New Viral Tools in KBase
Have you noticed the “Virus” app category while working in your Narratives? KBase has two new Apps to analyze the viral content of your metagenomic assemblies! Together, VirSorter and vConTACT2 make up the first viral genomics analysis workflow in KBase.
- VirSorter is designed to detect viral signals in different types of microbial sequence data using probabilistic models and extensive virome data to maximize detection of novel viruses.
- vConTACT2 is for classifying viral genomic sequence data, designed to cluster and provide taxonomic context of viral metagenomic sequencing data.
You can see a demonstration of this new pipeline in the Viral Annotation Pipeline static Narrative.
The viral analysis pipeline starts with a metagenome assembly. If you already have an assembly, then you can identify viruses using VirSorter and classify them with vConTACT2. With VirSorter, you can identify what sequences are potentially viral. Generally speaking, default parameters are fine. The “Reference database” parameter allows you to select which database is used for detecting the viral sequences. By default it is set to RefSeq DB, but if you trust viral data from virome datasets, you may want to choose the use Virome DB database.

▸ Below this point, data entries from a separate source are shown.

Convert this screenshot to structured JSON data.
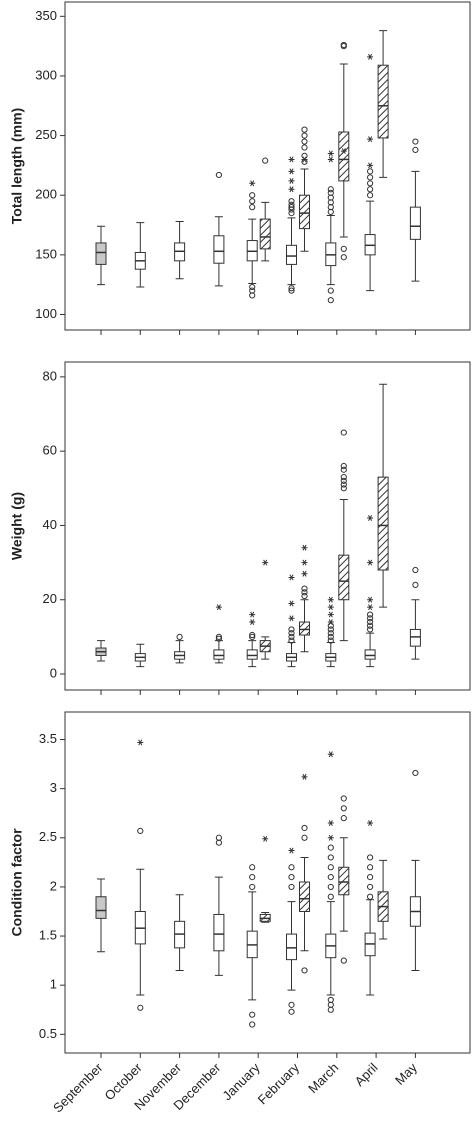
{
  "chart_data": [
    {
      "type": "box",
      "y_label": "Total length (mm)",
      "ylim": [
        87,
        362
      ],
      "yticks": [
        100,
        150,
        200,
        250,
        300,
        350
      ],
      "series": [
        {
          "colors": [
            "#c8c8c8",
            "#ffffff",
            "#ffffff",
            "#ffffff",
            "#ffffff",
            "#ffffff",
            "#ffffff",
            "#ffffff",
            "#ffffff"
          ],
          "boxes": [
            {
              "whislo": 125,
              "q1": 142,
              "med": 152,
              "q3": 160,
              "whishi": 174
            },
            {
              "whislo": 123,
              "q1": 138,
              "med": 145,
              "q3": 152,
              "whishi": 177
            },
            {
              "whislo": 130,
              "q1": 145,
              "med": 153,
              "q3": 160,
              "whishi": 178
            },
            {
              "whislo": 124,
              "q1": 143,
              "med": 153,
              "q3": 166,
              "whishi": 182,
              "outliers": [
                217
              ]
            },
            {
              "whislo": 126,
              "q1": 145,
              "med": 153,
              "q3": 162,
              "whishi": 180,
              "outliers": [
                190,
                195,
                200,
                123,
                120,
                116
              ],
              "extremes": [
                210
              ]
            },
            {
              "whislo": 125,
              "q1": 142,
              "med": 149,
              "q3": 158,
              "whishi": 181,
              "outliers": [
                185,
                188,
                190,
                192,
                195,
                122,
                120
              ],
              "extremes": [
                205,
                212,
                220,
                230
              ]
            },
            {
              "whislo": 125,
              "q1": 141,
              "med": 150,
              "q3": 160,
              "whishi": 183,
              "outliers": [
                186,
                190,
                194,
                198,
                202,
                205,
                120,
                112
              ],
              "extremes": [
                230,
                235
              ]
            },
            {
              "whislo": 120,
              "q1": 150,
              "med": 158,
              "q3": 167,
              "whishi": 195,
              "outliers": [
                200,
                205,
                210,
                215,
                220
              ],
              "extremes": [
                225,
                247,
                316
              ]
            },
            {
              "whislo": 128,
              "q1": 163,
              "med": 174,
              "q3": 190,
              "whishi": 220,
              "outliers": [
                238,
                245
              ]
            }
          ]
        },
        {
          "color": "#ffffff",
          "pattern": "hatch",
          "boxes": [
            null,
            null,
            null,
            null,
            {
              "whislo": 145,
              "q1": 155,
              "med": 165,
              "q3": 180,
              "whishi": 194,
              "outliers": [
                229
              ]
            },
            {
              "whislo": 153,
              "q1": 172,
              "med": 185,
              "q3": 200,
              "whishi": 222,
              "outliers": [
                228,
                233,
                240,
                245,
                250,
                255
              ],
              "extremes": [
                230
              ]
            },
            {
              "whislo": 165,
              "q1": 212,
              "med": 230,
              "q3": 253,
              "whishi": 310,
              "outliers": [
                325,
                326,
                155,
                148
              ],
              "extremes": [
                237
              ]
            },
            {
              "whislo": 215,
              "q1": 248,
              "med": 275,
              "q3": 309,
              "whishi": 338
            },
            null
          ]
        }
      ]
    },
    {
      "type": "box",
      "y_label": "Weight (g)",
      "ylim": [
        -4.3,
        84
      ],
      "yticks": [
        0,
        20,
        40,
        60,
        80
      ],
      "series": [
        {
          "colors": [
            "#c8c8c8",
            "#ffffff",
            "#ffffff",
            "#ffffff",
            "#ffffff",
            "#ffffff",
            "#ffffff",
            "#ffffff",
            "#ffffff"
          ],
          "boxes": [
            {
              "whislo": 3.5,
              "q1": 5,
              "med": 6,
              "q3": 7,
              "whishi": 9
            },
            {
              "whislo": 2,
              "q1": 3.5,
              "med": 4.5,
              "q3": 5.5,
              "whishi": 8
            },
            {
              "whislo": 3,
              "q1": 4,
              "med": 5,
              "q3": 6,
              "whishi": 9,
              "outliers": [
                10
              ]
            },
            {
              "whislo": 3,
              "q1": 4,
              "med": 5,
              "q3": 6.5,
              "whishi": 9,
              "outliers": [
                10,
                9.5
              ],
              "extremes": [
                18
              ]
            },
            {
              "whislo": 2,
              "q1": 4,
              "med": 5,
              "q3": 6.5,
              "whishi": 9,
              "outliers": [
                10,
                10.5
              ],
              "extremes": [
                14,
                16
              ]
            },
            {
              "whislo": 2,
              "q1": 3.5,
              "med": 4.5,
              "q3": 5.5,
              "whishi": 8.5,
              "outliers": [
                9,
                10,
                11,
                12
              ],
              "extremes": [
                15,
                19,
                26
              ]
            },
            {
              "whislo": 2,
              "q1": 3.5,
              "med": 4.5,
              "q3": 5.5,
              "whishi": 8.5,
              "outliers": [
                9,
                10,
                11,
                12,
                13
              ],
              "extremes": [
                14,
                16,
                18,
                20
              ]
            },
            {
              "whislo": 2,
              "q1": 4,
              "med": 5,
              "q3": 6.5,
              "whishi": 11,
              "outliers": [
                12,
                13,
                14,
                15,
                16
              ],
              "extremes": [
                18,
                20,
                30,
                42
              ]
            },
            {
              "whislo": 4,
              "q1": 7.5,
              "med": 10,
              "q3": 12,
              "whishi": 20,
              "outliers": [
                24,
                28
              ]
            }
          ]
        },
        {
          "color": "#ffffff",
          "pattern": "hatch",
          "boxes": [
            null,
            null,
            null,
            null,
            {
              "whislo": 4,
              "q1": 6,
              "med": 7.5,
              "q3": 9,
              "whishi": 10,
              "extremes": [
                30
              ]
            },
            {
              "whislo": 6,
              "q1": 10.5,
              "med": 12,
              "q3": 14,
              "whishi": 20,
              "outliers": [
                21,
                22,
                23
              ],
              "extremes": [
                27,
                30,
                34
              ]
            },
            {
              "whislo": 9,
              "q1": 20,
              "med": 25,
              "q3": 32,
              "whishi": 47,
              "outliers": [
                50,
                51,
                52,
                53,
                55,
                56,
                65
              ]
            },
            {
              "whislo": 18,
              "q1": 28,
              "med": 40,
              "q3": 53,
              "whishi": 78
            },
            null
          ]
        }
      ]
    },
    {
      "type": "box",
      "y_label": "Condition factor",
      "ylim": [
        0.31,
        3.78
      ],
      "yticks": [
        0.5,
        1.0,
        1.5,
        2.0,
        2.5,
        3.0,
        3.5
      ],
      "categories": [
        "September",
        "October",
        "November",
        "December",
        "January",
        "February",
        "March",
        "April",
        "May"
      ],
      "series": [
        {
          "colors": [
            "#c8c8c8",
            "#ffffff",
            "#ffffff",
            "#ffffff",
            "#ffffff",
            "#ffffff",
            "#ffffff",
            "#ffffff",
            "#ffffff"
          ],
          "boxes": [
            {
              "whislo": 1.34,
              "q1": 1.68,
              "med": 1.76,
              "q3": 1.9,
              "whishi": 2.08
            },
            {
              "whislo": 0.9,
              "q1": 1.42,
              "med": 1.58,
              "q3": 1.75,
              "whishi": 2.18,
              "outliers": [
                2.57,
                0.77
              ],
              "extremes": [
                3.47
              ]
            },
            {
              "whislo": 1.15,
              "q1": 1.38,
              "med": 1.52,
              "q3": 1.65,
              "whishi": 1.92
            },
            {
              "whislo": 1.1,
              "q1": 1.35,
              "med": 1.52,
              "q3": 1.72,
              "whishi": 2.1,
              "outliers": [
                2.45,
                2.5
              ]
            },
            {
              "whislo": 0.85,
              "q1": 1.28,
              "med": 1.41,
              "q3": 1.55,
              "whishi": 1.95,
              "outliers": [
                2.0,
                2.1,
                2.2,
                0.7,
                0.6
              ]
            },
            {
              "whislo": 0.95,
              "q1": 1.26,
              "med": 1.38,
              "q3": 1.52,
              "whishi": 1.85,
              "outliers": [
                2.0,
                2.1,
                2.2,
                0.8,
                0.73
              ],
              "extremes": [
                2.37
              ]
            },
            {
              "whislo": 0.9,
              "q1": 1.28,
              "med": 1.4,
              "q3": 1.52,
              "whishi": 1.85,
              "outliers": [
                1.9,
                2.0,
                2.1,
                2.2,
                2.3,
                2.4,
                0.75,
                0.8,
                0.85
              ],
              "extremes": [
                2.5,
                2.65,
                3.35
              ]
            },
            {
              "whislo": 0.9,
              "q1": 1.3,
              "med": 1.42,
              "q3": 1.53,
              "whishi": 1.87,
              "outliers": [
                1.9,
                2.0,
                2.1,
                2.2,
                2.3
              ],
              "extremes": [
                2.65
              ]
            },
            {
              "whislo": 1.15,
              "q1": 1.6,
              "med": 1.75,
              "q3": 1.9,
              "whishi": 2.27,
              "outliers": [
                3.16
              ]
            }
          ]
        },
        {
          "color": "#ffffff",
          "pattern": "hatch",
          "boxes": [
            null,
            null,
            null,
            null,
            {
              "whislo": 1.64,
              "q1": 1.65,
              "med": 1.68,
              "q3": 1.72,
              "whishi": 1.74,
              "extremes": [
                2.49
              ]
            },
            {
              "whislo": 1.35,
              "q1": 1.75,
              "med": 1.88,
              "q3": 2.05,
              "whishi": 2.3,
              "outliers": [
                2.5,
                2.6,
                1.15
              ],
              "extremes": [
                3.12
              ]
            },
            {
              "whislo": 1.55,
              "q1": 1.92,
              "med": 2.05,
              "q3": 2.2,
              "whishi": 2.5,
              "outliers": [
                2.7,
                2.8,
                2.9,
                1.25
              ]
            },
            {
              "whislo": 1.47,
              "q1": 1.65,
              "med": 1.8,
              "q3": 1.95,
              "whishi": 2.27
            },
            null
          ]
        }
      ]
    }
  ]
}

After calling and sorting the sequences that are potentially viral, we can annotate them with vConTACT2 to better understand the taxonomic context of the viral content. vConTACT2 will extract each viral genome and its associated gene predictions, and build a “Gene2Genome” table that underpins the whole analysis. There are a lot of options for vConTACT2. But in KBase, all the default options have been selected. There’s no need to change anything – except if you want to use the most recent version of NCBI’s Viral RefSeq. You may prefer to use the “older” version because it is often referenced in publications. But, if you want to use the most recent version, the option is there, and you can compare the differences.
After running vConTACT2, you’ll get a table with all of the viral sequences (marked as “genomes” in the table) potentially identified, clustering hits, outliers, and confidence values. Clustering of these viral “genomes” in the table allows you to assess their taxonomic classification. Different viral sequences that co-cluster with the same reference genome are likely taxonomically similar to the reference at some taxonomic level. Outliers are sequences that are “connected” to clusters in the network, but don’t have sufficient confidence values to place them within that cluster.
With this new pipeline, you can examine the potential viral content of your metagenomic assemblies quickly and easily. When combined with KBase’s Microbial Communities analysis tools, users can gain significant insight into which microorganisms and viruses are present within a sample, and their functional relationships are to one another.
VirSorter and vConTACT2 were added to KBase by Drs. Matt Sullivan and Ben Bolduc of The Ohio State University working with the KBase team. This effort was supported with funding the US Department of Energy through the Soil Microbiome Science Focus Area.